The spinning of the sample is achieved via an impulse air turbine mechanism, where the sample tube is lifted with a frictionless compressed gas bearing and spun with a gas drive. Sample tubes are hollow cylinders coming in a variety of outer diameters ranging from 0.70 to 7 mm, mounted with a turbine cap. The rotors are typically made from zirconium oxide, although other ceramic materials (silicon nitride) or polymers (poly(methyl methacrylate) (PMMA), polyoxymethylene (POM)) can be found. Removable caps close the ends of the sample tube. They are made from a range of materials typically Kel-F, Vespel, or zirconia and boron nitride for an extended temperature range.

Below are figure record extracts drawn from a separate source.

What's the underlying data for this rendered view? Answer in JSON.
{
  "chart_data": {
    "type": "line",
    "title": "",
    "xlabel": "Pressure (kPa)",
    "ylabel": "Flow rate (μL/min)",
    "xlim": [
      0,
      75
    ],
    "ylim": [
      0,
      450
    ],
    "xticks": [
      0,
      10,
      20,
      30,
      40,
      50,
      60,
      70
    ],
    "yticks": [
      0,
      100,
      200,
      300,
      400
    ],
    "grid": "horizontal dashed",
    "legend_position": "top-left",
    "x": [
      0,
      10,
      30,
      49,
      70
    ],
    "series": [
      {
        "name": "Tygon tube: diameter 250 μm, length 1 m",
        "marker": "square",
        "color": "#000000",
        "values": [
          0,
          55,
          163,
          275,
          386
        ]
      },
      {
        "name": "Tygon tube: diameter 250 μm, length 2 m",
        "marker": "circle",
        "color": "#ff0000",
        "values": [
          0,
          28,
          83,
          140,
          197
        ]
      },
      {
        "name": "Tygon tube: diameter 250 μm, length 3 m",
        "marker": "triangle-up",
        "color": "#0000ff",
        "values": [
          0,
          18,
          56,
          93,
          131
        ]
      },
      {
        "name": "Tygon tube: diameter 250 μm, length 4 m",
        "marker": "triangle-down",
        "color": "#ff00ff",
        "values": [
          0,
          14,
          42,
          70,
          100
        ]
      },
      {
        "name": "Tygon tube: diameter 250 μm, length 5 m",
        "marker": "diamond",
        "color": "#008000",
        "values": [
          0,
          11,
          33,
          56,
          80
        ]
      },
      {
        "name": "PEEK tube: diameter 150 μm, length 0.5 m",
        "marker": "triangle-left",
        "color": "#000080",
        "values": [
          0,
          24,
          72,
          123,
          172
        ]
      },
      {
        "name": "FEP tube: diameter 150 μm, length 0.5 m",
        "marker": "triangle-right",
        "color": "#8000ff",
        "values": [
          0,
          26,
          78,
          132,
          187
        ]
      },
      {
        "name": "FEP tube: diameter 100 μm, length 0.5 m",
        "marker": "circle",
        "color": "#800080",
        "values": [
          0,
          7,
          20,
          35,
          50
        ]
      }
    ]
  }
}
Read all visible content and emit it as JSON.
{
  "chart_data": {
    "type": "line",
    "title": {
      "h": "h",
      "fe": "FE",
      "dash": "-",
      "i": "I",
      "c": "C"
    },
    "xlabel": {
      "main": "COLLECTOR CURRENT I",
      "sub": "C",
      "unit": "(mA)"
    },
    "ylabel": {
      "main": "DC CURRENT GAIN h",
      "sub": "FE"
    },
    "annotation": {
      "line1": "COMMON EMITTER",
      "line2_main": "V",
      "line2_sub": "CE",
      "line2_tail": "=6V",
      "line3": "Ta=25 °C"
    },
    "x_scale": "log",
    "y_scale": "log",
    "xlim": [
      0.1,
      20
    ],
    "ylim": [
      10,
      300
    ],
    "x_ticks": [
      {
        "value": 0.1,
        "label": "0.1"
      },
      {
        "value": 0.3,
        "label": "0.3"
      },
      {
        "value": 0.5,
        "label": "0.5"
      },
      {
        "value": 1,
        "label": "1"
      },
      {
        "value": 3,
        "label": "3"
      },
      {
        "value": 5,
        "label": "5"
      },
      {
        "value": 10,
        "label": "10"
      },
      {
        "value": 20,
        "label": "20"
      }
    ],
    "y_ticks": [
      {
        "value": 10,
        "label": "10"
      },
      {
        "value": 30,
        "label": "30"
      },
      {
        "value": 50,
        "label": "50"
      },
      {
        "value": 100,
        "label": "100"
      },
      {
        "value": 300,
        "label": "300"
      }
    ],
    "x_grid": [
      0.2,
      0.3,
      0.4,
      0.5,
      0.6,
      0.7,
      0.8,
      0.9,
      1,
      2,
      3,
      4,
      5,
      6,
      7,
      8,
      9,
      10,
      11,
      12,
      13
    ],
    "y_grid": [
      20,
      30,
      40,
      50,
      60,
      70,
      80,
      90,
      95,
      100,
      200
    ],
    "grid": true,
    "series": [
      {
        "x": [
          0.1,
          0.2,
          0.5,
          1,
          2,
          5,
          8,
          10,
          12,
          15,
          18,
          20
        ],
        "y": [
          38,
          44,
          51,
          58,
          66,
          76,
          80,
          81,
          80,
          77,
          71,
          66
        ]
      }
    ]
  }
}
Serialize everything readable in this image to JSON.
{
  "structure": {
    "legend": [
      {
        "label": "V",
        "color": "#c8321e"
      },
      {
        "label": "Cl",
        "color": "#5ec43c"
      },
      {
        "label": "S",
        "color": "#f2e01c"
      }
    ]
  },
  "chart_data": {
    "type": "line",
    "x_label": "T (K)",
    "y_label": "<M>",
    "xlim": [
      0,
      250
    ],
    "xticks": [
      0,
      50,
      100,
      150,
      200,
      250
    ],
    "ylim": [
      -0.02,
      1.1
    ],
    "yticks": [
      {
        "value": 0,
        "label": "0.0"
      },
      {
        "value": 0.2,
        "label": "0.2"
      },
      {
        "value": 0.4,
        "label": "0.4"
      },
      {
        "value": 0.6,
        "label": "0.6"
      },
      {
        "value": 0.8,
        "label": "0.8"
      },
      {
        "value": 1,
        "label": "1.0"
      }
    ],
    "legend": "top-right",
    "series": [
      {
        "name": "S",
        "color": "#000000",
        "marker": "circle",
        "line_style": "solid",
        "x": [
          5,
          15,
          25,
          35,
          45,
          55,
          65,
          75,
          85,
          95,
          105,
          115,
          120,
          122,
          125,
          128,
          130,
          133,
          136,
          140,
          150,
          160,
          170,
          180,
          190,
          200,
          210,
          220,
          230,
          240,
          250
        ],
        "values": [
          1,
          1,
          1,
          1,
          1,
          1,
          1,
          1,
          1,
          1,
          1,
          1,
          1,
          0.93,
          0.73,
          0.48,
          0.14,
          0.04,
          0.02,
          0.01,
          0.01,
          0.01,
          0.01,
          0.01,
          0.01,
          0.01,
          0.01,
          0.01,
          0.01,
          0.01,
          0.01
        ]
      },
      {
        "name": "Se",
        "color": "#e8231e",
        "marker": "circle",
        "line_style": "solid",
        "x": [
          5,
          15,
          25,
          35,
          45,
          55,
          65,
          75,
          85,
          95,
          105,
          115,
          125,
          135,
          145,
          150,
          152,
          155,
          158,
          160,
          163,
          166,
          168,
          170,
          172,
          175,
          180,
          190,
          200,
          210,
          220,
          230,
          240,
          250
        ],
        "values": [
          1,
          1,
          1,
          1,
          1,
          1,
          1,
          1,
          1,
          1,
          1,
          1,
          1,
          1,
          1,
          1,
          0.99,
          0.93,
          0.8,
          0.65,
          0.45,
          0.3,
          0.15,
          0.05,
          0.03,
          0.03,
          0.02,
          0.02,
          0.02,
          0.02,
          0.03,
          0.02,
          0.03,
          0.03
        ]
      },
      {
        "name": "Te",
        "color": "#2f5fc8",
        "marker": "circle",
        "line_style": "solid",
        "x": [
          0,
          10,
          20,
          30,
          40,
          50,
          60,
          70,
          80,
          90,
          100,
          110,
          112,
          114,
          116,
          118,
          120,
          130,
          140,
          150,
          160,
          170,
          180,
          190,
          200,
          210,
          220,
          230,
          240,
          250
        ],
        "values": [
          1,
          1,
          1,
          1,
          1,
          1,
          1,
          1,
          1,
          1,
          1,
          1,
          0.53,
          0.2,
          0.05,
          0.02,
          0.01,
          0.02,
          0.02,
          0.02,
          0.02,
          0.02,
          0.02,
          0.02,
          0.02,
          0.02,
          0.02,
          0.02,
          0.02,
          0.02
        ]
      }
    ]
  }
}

Magic-angle spinning was first described in 1958 by Edward Raymond Andrew, A. Bradbury, and R. G. Eades and independently in 1959 by I. J. Lowe. The name "magic-angle spinning" was coined in 1960 by Cornelis J. Gorter at the AMPERE congress in Pisa.

==Variations==

===High Resolution Magic-Angle Spinning (HR-MAS)===

HRMAS is usually applied to solutions and gels where dipole-dipole interactions are insufficiently averaged by the intermediate molecular motion. HRMAS can dramatically average out residual dipolar interactions and result in spectra with linewidths similar to solution-state NMR. HRMAS links the gap between solution-state and solid-state NMR, and enable the use of solution-state experiments

HRMAS and its medical research application was first described in a 1997 study of human brain tissues from a neurodegenerative disorder.

===Solution Magic Angle Spinning===
Use of Magic Angle Spinning has been extended from solid-state to liquid (solution) NMR.

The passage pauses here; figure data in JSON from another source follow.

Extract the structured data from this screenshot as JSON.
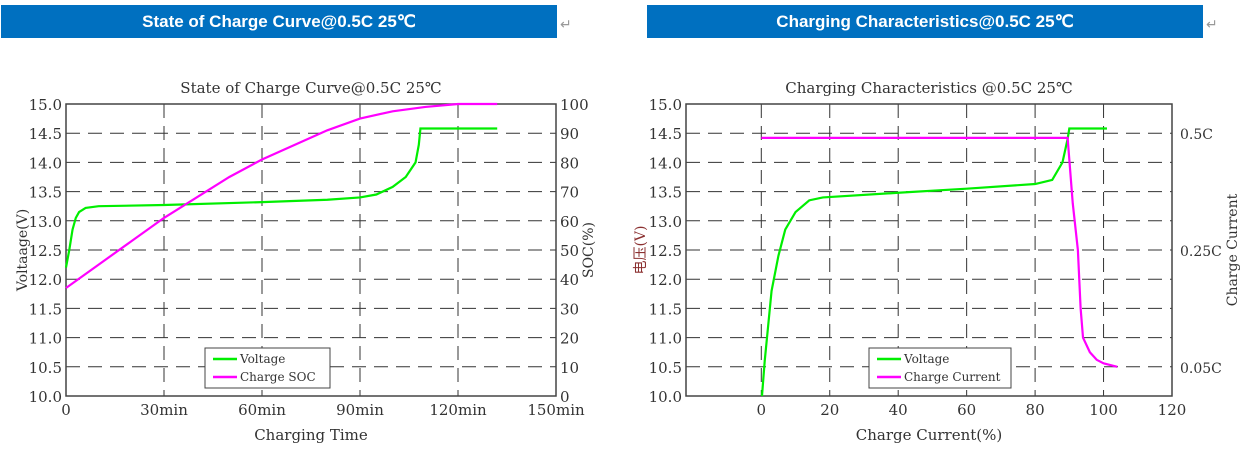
{
  "headers": [
    {
      "text": "State of Charge Curve@0.5C  25℃",
      "return_mark": "↵"
    },
    {
      "text": "Charging Characteristics@0.5C  25℃",
      "return_mark": "↵"
    }
  ],
  "colors": {
    "header_bg": "#0070C0",
    "voltage": "#00EE00",
    "secondary": "#FF00FF",
    "grid": "#333333"
  },
  "chart_data": [
    {
      "type": "line",
      "title": "State of Charge Curve@0.5C 25℃",
      "xlabel": "Charging Time",
      "ylabel": "Voltaage(V)",
      "y2label": "SOC(%)",
      "xlim": [
        0,
        150
      ],
      "ylim": [
        10,
        15
      ],
      "y2lim": [
        0,
        100
      ],
      "xticks": [
        0,
        30,
        60,
        90,
        120,
        150
      ],
      "xtick_labels": [
        "0",
        "30min",
        "60min",
        "90min",
        "120min",
        "150min"
      ],
      "yticks": [
        "10.0",
        "10.5",
        "11.0",
        "11.5",
        "12.0",
        "12.5",
        "13.0",
        "13.5",
        "14.0",
        "14.5",
        "15.0"
      ],
      "y2ticks": [
        "0",
        "10",
        "20",
        "30",
        "40",
        "50",
        "60",
        "70",
        "80",
        "90",
        "100"
      ],
      "grid": true,
      "legend_placement": "bottom-center",
      "series": [
        {
          "name": "Voltage",
          "axis": "left",
          "color": "#00EE00",
          "x": [
            0,
            1,
            2,
            3,
            4,
            6,
            10,
            30,
            60,
            80,
            90,
            95,
            100,
            104,
            107,
            108,
            108.5,
            132
          ],
          "y": [
            12.2,
            12.5,
            12.85,
            13.05,
            13.15,
            13.22,
            13.25,
            13.27,
            13.32,
            13.36,
            13.4,
            13.45,
            13.58,
            13.75,
            14.0,
            14.3,
            14.58,
            14.58
          ]
        },
        {
          "name": "Charge SOC",
          "axis": "right",
          "color": "#FF00FF",
          "x": [
            0,
            10,
            20,
            30,
            40,
            50,
            60,
            70,
            80,
            90,
            100,
            110,
            120,
            132
          ],
          "y": [
            37,
            45,
            53,
            61,
            68,
            75,
            81,
            86,
            91,
            95,
            97.5,
            99,
            100,
            100
          ]
        }
      ]
    },
    {
      "type": "line",
      "title": "Charging Characteristics @0.5C 25℃",
      "xlabel": "Charge Current(%)",
      "ylabel": "电压(V)",
      "y2label": "Charge Current",
      "xlim": [
        -22,
        120
      ],
      "ylim": [
        10,
        15
      ],
      "xticks": [
        0,
        20,
        40,
        60,
        80,
        100,
        120
      ],
      "xtick_labels": [
        "0",
        "20",
        "40",
        "60",
        "80",
        "100",
        "120"
      ],
      "yticks": [
        "10.0",
        "10.5",
        "11.0",
        "11.5",
        "12.0",
        "12.5",
        "13.0",
        "13.5",
        "14.0",
        "14.5",
        "15.0"
      ],
      "y2ticks": [
        {
          "label": "0.05C",
          "value": 0.05,
          "at_left": 10.5
        },
        {
          "label": "0.25C",
          "value": 0.25,
          "at_left": 12.5
        },
        {
          "label": "0.5C",
          "value": 0.5,
          "at_left": 14.5
        }
      ],
      "grid": true,
      "legend_placement": "bottom-center",
      "series": [
        {
          "name": "Voltage",
          "axis": "left",
          "color": "#00EE00",
          "x": [
            0.2,
            1,
            2,
            3,
            5,
            7,
            10,
            14,
            18,
            40,
            60,
            80,
            85,
            88,
            89.5,
            90,
            101
          ],
          "y": [
            10.0,
            10.6,
            11.2,
            11.8,
            12.4,
            12.85,
            13.15,
            13.35,
            13.4,
            13.48,
            13.55,
            13.63,
            13.7,
            14.0,
            14.4,
            14.58,
            14.58
          ]
        },
        {
          "name": "Charge Current",
          "axis": "right",
          "color": "#FF00FF",
          "x": [
            0,
            89.5,
            91,
            92.5,
            93.3,
            94,
            96,
            98,
            100,
            104
          ],
          "y": [
            0.49,
            0.49,
            0.35,
            0.25,
            0.15,
            0.1,
            0.075,
            0.062,
            0.056,
            0.05
          ]
        }
      ]
    }
  ]
}
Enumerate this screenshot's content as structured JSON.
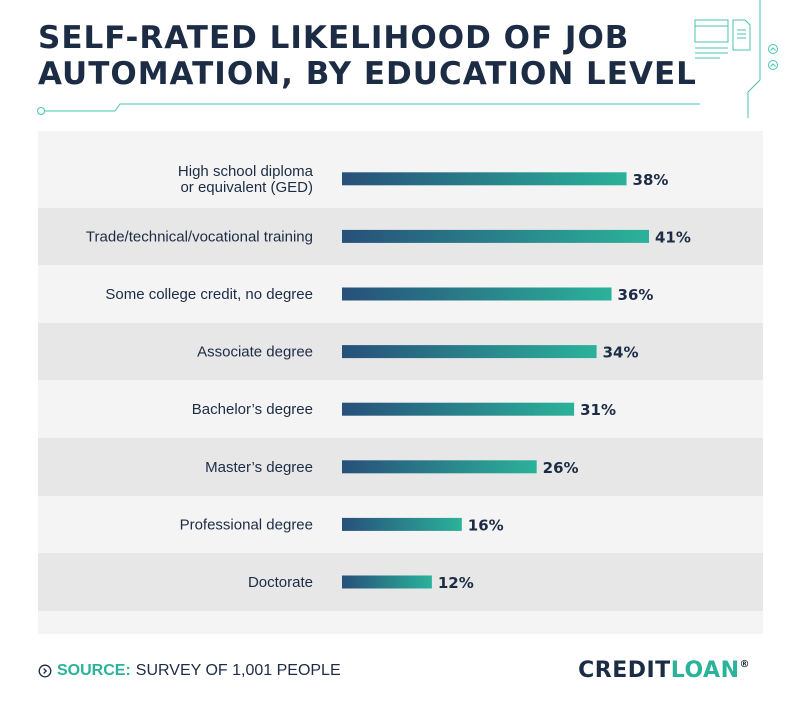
{
  "title_lines": [
    "SELF-RATED LIKELIHOOD OF JOB",
    "AUTOMATION, BY EDUCATION LEVEL"
  ],
  "source": {
    "label": "SOURCE:",
    "text": "SURVEY OF 1,001 PEOPLE"
  },
  "brand": {
    "part_a": "CREDIT",
    "part_b": "LOAN",
    "mark": "®"
  },
  "colors": {
    "bar_start": "#27507a",
    "bar_end": "#2bb29a",
    "text": "#1d2c45",
    "accent": "#2bb29a"
  },
  "chart_data": {
    "type": "bar",
    "orientation": "horizontal",
    "categories": [
      [
        "High school diploma",
        "or equivalent (GED)"
      ],
      [
        "Trade/technical/vocational training"
      ],
      [
        "Some college credit, no degree"
      ],
      [
        "Associate degree"
      ],
      [
        "Bachelor’s degree"
      ],
      [
        "Master’s degree"
      ],
      [
        "Professional degree"
      ],
      [
        "Doctorate"
      ]
    ],
    "values": [
      38,
      41,
      36,
      34,
      31,
      26,
      16,
      12
    ],
    "value_labels": [
      "38%",
      "41%",
      "36%",
      "34%",
      "31%",
      "26%",
      "16%",
      "12%"
    ],
    "xlim": [
      0,
      41
    ],
    "grid": false
  }
}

=== Magic angle turning ===
The magic-angle-turning (MAT) technique introduced by Gan employs slow (approximately 30 Hz) rotation of a powdered sample at the magic angle, in concert with pulses synchronized to 1/3 of the rotor period, to obtain isotropic-shift information in one dimension of a 2D spectrum.

=== Magic angle spinning spheres ===
Rather than using cylindrical rotors, spinning spheres can be spun stably at the magic angle, which can be used to increase the filling factor of the coils, hence improve the sensitivity. Magic angle spinning spheres allow stable MAS with faster spinning rates.

==Applications==
There are significant advantages to using MAS NMR in structural biology. Magic angle spinning can be used to characterize large insoluble systems, including biological assemblies and intact viruses, that cannot be studied with other methods.